“We will have to reconcile,” said Audra Beasley looking directly at a group of parents and other supporters of Kirk Humphreys, embattled board chair of John Rex Charter Elementary.
Beasley was one of over 15 parents of John Rex students who came to the Oklahoma City Public Schools board of education meeting Monday to show their disapproval of Humphreys staying on the charter’s board.
And she pointed to the possible recriminations from those on the school staff and other parents who support Humphreys.
“The issue has produced fear among our parents. Because of fear that our children will suffer the consequences, fear that our transfer revoked for being on the side of justice, some remain in silence,” Beasley said.
Humphreys made comments on a news commentary TV program Dec. 10 that seemed to associate homosexuality with illegal acts between adults and children. Humphreys has since publicly apologized.
Paula Lewis, chair of OKCPS board called for his resignation from the John Rex board soon after.
Five or six parents and another ten people came in support of Humphreys staying on the John Rex board.
Most of that group wore blue t-shirts with the words “WE [heart symbol] JOHN REX,” seemingly associating support for Humphreys with support for the school.
Megan DeShazo spoke in favor of Humphreys staying on the board as the group with the t-shirts all stood behind her.
She acknowledged that the “…controversy over the past few weeks has been a difficult experience for the John Rex community.”
“Nobody condoned his initial comments, but we welcome his efforts to be reconciled to the community…,” said DeShazo.
DeShazo characterized Humphreys’ contribution to the school as “both direct and significant” as he worked to raise money to start the school.
She recalled that while mayor of Oklahoma City, Humphreys led the city in voting for the MAPS for Kids penny sales tax to rebuild crumbling schools across the city.
But Jaricha Scales, who has a second grade and Pre-K student in John Rex, said that Humphreys staying in the leadership position was “totally incongruent with the student creed” that students have to sign each year.
Scales asked what students were supposed to think “…when the chairman of our board has made such degrading public statements that are completely opposite of what our school stands for.”
“There are parents who are scared to speak out for fear of retaliation,” said Scales, her voice trembling with emotion.
“We would like to say that our children don’t recognize this, but they know something is going on in the culture of our school has changed. They don’t know the details, but they feel the change.”
Troy Stephenson, executive director of the advocacy organization Freedom Oklahoma was present at the meeting. He had been involved in talks that led to Humphreys’ apology.
He told Free Press after the meeting that he thought both parent groups had been “civil” but “…there are issues that need to be resolved.”
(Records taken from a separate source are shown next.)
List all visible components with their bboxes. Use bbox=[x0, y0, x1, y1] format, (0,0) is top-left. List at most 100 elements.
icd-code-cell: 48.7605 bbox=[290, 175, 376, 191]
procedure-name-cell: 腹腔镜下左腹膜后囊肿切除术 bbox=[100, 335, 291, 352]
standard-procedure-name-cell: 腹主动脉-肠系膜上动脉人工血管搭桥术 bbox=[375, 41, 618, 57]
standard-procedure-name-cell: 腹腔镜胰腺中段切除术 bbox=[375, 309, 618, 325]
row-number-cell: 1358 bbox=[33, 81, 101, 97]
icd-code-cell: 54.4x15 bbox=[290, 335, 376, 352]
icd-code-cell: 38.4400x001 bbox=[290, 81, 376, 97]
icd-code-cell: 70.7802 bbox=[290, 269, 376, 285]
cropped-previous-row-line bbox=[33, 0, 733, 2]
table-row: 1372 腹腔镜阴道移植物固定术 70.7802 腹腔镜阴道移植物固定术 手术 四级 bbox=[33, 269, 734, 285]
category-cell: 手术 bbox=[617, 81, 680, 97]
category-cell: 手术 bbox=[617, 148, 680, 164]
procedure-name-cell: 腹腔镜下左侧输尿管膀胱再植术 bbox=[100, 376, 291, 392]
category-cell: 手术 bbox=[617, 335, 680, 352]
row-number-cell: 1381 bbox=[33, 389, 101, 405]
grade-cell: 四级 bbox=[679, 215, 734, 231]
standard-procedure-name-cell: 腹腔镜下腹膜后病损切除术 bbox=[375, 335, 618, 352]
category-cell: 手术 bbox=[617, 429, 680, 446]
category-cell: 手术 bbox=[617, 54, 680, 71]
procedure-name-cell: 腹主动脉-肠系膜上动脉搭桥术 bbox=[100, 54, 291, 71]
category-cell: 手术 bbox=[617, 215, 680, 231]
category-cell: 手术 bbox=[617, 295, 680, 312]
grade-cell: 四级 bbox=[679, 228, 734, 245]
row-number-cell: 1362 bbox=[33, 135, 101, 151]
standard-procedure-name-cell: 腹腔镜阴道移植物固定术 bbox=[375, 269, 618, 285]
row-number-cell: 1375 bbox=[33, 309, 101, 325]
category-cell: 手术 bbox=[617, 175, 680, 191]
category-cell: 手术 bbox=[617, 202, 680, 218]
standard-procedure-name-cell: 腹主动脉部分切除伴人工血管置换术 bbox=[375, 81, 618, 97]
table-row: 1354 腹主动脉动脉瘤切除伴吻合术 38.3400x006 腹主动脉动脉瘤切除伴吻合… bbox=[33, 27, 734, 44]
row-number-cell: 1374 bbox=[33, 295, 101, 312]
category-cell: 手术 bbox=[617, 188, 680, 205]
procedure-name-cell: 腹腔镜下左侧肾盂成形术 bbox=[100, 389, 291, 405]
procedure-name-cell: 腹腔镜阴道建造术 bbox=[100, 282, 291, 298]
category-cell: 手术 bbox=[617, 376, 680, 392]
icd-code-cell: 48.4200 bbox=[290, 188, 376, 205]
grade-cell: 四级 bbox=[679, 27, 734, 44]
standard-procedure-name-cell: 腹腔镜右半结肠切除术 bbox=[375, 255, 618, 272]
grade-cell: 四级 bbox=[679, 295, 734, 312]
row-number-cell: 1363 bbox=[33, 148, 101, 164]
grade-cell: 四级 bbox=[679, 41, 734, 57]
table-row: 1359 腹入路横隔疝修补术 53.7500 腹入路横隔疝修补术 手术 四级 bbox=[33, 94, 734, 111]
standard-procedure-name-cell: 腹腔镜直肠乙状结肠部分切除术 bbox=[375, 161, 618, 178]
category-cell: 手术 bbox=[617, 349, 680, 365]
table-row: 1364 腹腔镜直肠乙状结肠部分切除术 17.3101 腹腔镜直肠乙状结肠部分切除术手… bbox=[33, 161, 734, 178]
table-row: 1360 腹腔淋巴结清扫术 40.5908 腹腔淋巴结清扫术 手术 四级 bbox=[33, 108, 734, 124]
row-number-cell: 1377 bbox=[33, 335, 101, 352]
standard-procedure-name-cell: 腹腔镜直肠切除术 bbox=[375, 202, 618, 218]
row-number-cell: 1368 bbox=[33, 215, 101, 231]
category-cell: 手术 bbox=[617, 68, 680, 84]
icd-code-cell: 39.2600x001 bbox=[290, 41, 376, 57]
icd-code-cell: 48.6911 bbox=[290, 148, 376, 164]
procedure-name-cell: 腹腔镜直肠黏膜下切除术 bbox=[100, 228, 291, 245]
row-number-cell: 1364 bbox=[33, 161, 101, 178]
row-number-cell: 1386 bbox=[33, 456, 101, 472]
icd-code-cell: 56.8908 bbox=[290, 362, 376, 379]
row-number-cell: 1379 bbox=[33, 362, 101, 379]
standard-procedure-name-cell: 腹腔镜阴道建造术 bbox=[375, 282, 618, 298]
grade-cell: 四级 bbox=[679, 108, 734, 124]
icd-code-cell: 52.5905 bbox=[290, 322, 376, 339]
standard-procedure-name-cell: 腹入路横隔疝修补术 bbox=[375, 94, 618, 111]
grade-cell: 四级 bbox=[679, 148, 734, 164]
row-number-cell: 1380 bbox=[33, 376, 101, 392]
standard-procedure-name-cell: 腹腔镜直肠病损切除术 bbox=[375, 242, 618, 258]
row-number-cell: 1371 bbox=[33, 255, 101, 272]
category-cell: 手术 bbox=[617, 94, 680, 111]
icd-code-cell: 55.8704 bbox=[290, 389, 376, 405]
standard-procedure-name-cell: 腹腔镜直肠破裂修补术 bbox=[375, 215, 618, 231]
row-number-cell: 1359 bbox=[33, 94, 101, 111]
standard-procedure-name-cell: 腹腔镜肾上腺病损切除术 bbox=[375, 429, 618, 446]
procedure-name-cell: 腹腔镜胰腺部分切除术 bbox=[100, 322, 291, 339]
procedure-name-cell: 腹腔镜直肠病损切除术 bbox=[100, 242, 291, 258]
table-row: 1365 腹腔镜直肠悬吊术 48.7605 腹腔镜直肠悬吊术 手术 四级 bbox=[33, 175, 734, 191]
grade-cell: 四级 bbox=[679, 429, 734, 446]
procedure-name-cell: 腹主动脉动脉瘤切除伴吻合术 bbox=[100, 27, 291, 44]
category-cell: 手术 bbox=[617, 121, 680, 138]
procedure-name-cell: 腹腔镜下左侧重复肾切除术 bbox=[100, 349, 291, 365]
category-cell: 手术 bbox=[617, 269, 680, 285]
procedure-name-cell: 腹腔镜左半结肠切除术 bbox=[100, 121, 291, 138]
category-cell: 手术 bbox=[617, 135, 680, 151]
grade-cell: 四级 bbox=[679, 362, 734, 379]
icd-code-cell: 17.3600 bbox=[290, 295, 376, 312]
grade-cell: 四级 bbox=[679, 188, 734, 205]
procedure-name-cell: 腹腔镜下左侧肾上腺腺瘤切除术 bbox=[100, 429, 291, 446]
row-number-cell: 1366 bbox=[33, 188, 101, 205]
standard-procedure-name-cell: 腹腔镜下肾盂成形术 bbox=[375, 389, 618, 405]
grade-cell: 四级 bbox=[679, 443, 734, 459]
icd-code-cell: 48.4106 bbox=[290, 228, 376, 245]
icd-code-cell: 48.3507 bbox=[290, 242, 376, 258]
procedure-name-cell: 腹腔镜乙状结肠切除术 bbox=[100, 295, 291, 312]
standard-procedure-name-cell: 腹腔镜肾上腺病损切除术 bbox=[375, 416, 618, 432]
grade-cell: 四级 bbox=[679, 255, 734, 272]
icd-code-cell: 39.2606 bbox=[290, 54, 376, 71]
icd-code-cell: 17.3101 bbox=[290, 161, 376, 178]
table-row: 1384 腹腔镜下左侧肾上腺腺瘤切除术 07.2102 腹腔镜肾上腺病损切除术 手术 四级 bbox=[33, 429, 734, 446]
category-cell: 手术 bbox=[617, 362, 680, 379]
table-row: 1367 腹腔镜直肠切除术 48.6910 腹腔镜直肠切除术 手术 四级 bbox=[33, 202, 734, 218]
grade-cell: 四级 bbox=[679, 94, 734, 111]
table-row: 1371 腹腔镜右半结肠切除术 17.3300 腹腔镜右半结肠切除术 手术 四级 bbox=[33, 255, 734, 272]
“They’ve highlighted some deficiencies with the John Rex Elementary School.”
We also talked with John Rex parent Leonardo Mendoza who had made comments against Humphreys at the board meeting.
“It has to do with the school’s mission and his not being able to uphold the school’s mission with his public statements,” Mendoza told Free Press.
“He can believe what he wants to believe. It’s his right. He has the right to say what he wants. But when he does it in a public forum and holding the office that he does.”
For the family
Jon Dodson and Lucas Mundt talked with us afterward. Dodson was not wearing one of the t-shirts, but Mundt was.
Their focus was not just on Kirk Humphreys who is CEO of The Humphreys Company, a real estate development company made up of his sons Grant and Blair and Annie Middlebrooks.
I know the Humphreys family and am here supporting the act of forgiveness, said Mundt.
“I’m here because I’m for John Rex. I’m here for the dialogue that’s going on,” said Dodson, also a real estate developer in Oklahoma City.
“I’m for Blair. And I’m for Kirk being forgiven for what he said.”
It was an indicator that the support for Humphreys was not just associated with the man himself, but the other members of his family who are highly respected in a new generation of young developers who many see as a positive influence on the city.
There was little interaction between the two groups as they left the building.